A) Machine: think of a “machine” as something which accomplishes a task due to the interaction of its physical parts, such as a can opener, an automobile engine, a fax machine, etc.It is the combination and interconnection of these physical parts with which we are concerned and which are protected by the patent.

B) Article of manufacture: “articles of manufacture” should be thought of as things which accomplish a task just like a machine, but without the interaction of various physical parts.While articles of manufacture and machines may seem to be similar in many instances, you can distinguish the two by thinking of articles of manufacture as more simplistic things which typically have no moving parts. A paper clip, for example is an article of manufacture.It accomplishes a task (holding papers together), but is clearly not a “machine” since it is a simple device which does not rely on the interaction of various parts.

C) Process: a way of doing something through one or more steps, each step interacting in some way with a physical element, is known as a “process.” A process can be a new method of manufacturing a known product or can even be a new use for a known product. Board games are typically protected as a process.

D) Composition of matter: typically chemical compositions such as pharmaceuticals, mixtures, or compounds such as soap, concrete, paint, plastic, and the like can be patented as “compositions of InventHelp.” Food items and recipes are often protected in this manner.

A design patent protects the “ornamental appearance” of an object, rather than its “utility” or function, which is protected by a utility patent. In other words, if the invention is a useful object that has a novel shape or overall appearance, a design patent might provide the appropriate protection. To avoid infringement, a copier would have to produce a version that does not InventHelp“substantially similar to the ordinary observer.”They cannot copy the shape and overall appearance without infringing the design patent.

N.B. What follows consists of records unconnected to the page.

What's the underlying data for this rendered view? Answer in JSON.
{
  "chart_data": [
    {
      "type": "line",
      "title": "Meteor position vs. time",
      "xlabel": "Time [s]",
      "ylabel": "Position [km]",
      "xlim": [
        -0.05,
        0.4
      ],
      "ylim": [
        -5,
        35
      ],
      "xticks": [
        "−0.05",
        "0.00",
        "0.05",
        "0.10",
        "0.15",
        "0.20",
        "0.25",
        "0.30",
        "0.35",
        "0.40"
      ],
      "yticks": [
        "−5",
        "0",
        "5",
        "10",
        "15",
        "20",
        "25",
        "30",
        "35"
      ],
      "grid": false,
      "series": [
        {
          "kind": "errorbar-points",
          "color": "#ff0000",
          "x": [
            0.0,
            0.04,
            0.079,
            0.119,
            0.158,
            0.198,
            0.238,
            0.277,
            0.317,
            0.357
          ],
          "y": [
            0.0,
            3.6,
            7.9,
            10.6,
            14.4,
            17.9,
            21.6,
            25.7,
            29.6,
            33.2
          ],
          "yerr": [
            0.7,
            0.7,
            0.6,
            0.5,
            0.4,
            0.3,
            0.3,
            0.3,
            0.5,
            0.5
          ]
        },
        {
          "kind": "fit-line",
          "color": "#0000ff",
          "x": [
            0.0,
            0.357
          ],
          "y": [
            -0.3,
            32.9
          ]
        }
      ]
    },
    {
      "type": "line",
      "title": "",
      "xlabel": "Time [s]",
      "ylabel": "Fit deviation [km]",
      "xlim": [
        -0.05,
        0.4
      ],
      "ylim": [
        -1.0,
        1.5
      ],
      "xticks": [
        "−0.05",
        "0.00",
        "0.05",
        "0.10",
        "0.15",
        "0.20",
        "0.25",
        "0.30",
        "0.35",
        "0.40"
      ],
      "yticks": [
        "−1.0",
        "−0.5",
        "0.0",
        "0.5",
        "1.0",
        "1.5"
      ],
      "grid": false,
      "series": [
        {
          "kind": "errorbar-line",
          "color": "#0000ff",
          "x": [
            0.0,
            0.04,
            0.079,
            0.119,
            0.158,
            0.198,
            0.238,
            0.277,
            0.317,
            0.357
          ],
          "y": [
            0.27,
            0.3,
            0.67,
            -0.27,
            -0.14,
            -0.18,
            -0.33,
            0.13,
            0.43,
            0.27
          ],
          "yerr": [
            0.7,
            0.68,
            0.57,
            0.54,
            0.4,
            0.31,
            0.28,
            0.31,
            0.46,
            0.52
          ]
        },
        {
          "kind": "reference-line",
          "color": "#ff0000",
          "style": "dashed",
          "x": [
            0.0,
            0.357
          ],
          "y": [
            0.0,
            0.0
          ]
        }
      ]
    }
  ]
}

A provisional patent application is a step toward obtaining a utility patent, where the invention might not yet be ready to obtain a utility patent. In other words, if it seems as though the invention cannot yet obtain a utility patent, the provisional application may be filed in the Patent Office to establish the inventor’s priority to the invention.As the inventor continues to develop the invention and make further developments which allow a utility patent to be obtained, then the inventor can “convert” the provisional application to a full utility application. This later application is “given credit” for the date when the InventHelp application was first filed.

A provisional patent has several benefits:

A) Patent Pending Status: The most well-known benefit of a Provisional Patent Application is that it allows the inventor to immediately begin marking the product “patent pending.” This has a time-proven tremendous commercial value, similar to the “as seen on TV” label which is applied to many products. A product bearing both of these phrases clearly possesses a commercial marketing advantage right from the start.